Angst beschleicht Maximilian von Bayern, der von der antihabsburgischen päpstlich-französischen Seite wieder ins kaiserliche Lager zurückkommt. Er drängt Ferdinand, ein neues Heer aufzubieten. Doch niemand kann das bezahlen. Wallenstein hatte es durch Kontributionen erhalten, die er den Städten und Gebieten auferlegte. Das war zwar auch Erpressung, aber Totschlag, Folterungen, Brandstiftung wurden vermieden, die Basis für Handel und Wandel blieb erhalten. Nur so konnte auch die Armada erhalten werden, denn die Kriegskosten waren horrend. Die 27.000 Mann des Liga-Heeres kosteten 4,5 Millionen Gulden. Demgegenüber hatte 1615 die ganze Habsburgermonarchie ein Steueraufkommen von 3,4 Millionen. Diese Verhältnisse bewirkten Gustav Adolfs Auf- und des Kaisers Abstieg. Als sein Heer nichts mehr bekam, war es gezwungen, sich einen anderen Nährvater zu suchen. So hatte der Schwedenkönig bald 40.000 und, nachdem er Tilly geschlagen hatte, gar 80.000 Mann.
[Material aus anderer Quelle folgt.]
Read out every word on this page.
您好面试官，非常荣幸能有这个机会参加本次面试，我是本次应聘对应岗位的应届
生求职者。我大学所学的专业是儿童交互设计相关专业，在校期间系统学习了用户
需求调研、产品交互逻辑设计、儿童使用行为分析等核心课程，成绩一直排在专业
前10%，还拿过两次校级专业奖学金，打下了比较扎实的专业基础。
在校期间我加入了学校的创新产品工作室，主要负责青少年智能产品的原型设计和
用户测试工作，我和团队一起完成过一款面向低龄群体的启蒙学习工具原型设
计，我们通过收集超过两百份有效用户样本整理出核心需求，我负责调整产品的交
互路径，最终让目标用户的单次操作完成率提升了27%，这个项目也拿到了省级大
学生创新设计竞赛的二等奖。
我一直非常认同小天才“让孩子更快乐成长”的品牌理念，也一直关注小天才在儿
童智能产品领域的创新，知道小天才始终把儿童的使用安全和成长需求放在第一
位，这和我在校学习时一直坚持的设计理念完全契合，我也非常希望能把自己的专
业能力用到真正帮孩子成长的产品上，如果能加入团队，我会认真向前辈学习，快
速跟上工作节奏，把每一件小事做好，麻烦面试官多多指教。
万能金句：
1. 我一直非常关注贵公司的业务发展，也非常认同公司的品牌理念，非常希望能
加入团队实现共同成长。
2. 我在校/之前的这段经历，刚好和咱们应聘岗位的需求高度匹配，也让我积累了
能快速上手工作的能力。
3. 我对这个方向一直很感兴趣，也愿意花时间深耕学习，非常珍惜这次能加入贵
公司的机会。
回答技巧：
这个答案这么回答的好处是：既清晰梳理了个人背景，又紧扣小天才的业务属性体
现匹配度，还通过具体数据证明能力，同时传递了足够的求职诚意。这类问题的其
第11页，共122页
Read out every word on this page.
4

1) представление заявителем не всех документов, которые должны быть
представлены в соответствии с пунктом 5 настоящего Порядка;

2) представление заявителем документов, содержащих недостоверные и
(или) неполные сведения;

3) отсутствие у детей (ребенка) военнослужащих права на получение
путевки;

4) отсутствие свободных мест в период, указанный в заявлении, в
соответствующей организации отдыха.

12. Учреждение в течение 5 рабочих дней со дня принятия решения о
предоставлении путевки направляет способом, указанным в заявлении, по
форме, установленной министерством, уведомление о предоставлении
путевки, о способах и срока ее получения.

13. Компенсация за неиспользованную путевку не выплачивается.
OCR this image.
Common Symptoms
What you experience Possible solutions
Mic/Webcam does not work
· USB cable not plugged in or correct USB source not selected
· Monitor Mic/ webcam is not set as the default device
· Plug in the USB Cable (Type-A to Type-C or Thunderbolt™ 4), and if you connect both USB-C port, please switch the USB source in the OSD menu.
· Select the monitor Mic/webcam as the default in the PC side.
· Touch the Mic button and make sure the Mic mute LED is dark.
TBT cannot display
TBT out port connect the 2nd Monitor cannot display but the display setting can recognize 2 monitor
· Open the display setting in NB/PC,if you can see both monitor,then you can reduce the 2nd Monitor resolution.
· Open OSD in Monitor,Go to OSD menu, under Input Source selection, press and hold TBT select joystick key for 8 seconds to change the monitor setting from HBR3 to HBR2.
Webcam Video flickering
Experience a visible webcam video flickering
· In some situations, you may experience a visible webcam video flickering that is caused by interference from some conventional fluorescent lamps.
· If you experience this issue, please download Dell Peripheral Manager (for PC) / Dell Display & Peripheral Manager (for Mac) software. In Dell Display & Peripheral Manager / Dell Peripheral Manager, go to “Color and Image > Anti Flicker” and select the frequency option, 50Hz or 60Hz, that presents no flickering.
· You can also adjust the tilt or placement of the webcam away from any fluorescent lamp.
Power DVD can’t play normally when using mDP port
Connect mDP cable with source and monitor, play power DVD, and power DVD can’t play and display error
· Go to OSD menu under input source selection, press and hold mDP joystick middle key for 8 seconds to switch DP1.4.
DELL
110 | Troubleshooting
Jetzt will der Schwedenkönig “Satisfaktion”. Darunter versteht er die Annektierung der ganzen Ostseeküste. Er will die Protestanten zusammenzwingen. Vielleicht will er mit ihrer Hilfe Kaiser werden. Er marschiert gegen Bayern. Am Lech vernichtet er Tilly. Nach der politischen Fehlentscheidung, dem Restitutionsedikt, und der militärischen, Wallensteins Entlassung, war guter Rat teuer. Jetzt hatten die Fürsten wirklich Ursache, ihre “teutsche Libertät” bedroht zu sehen.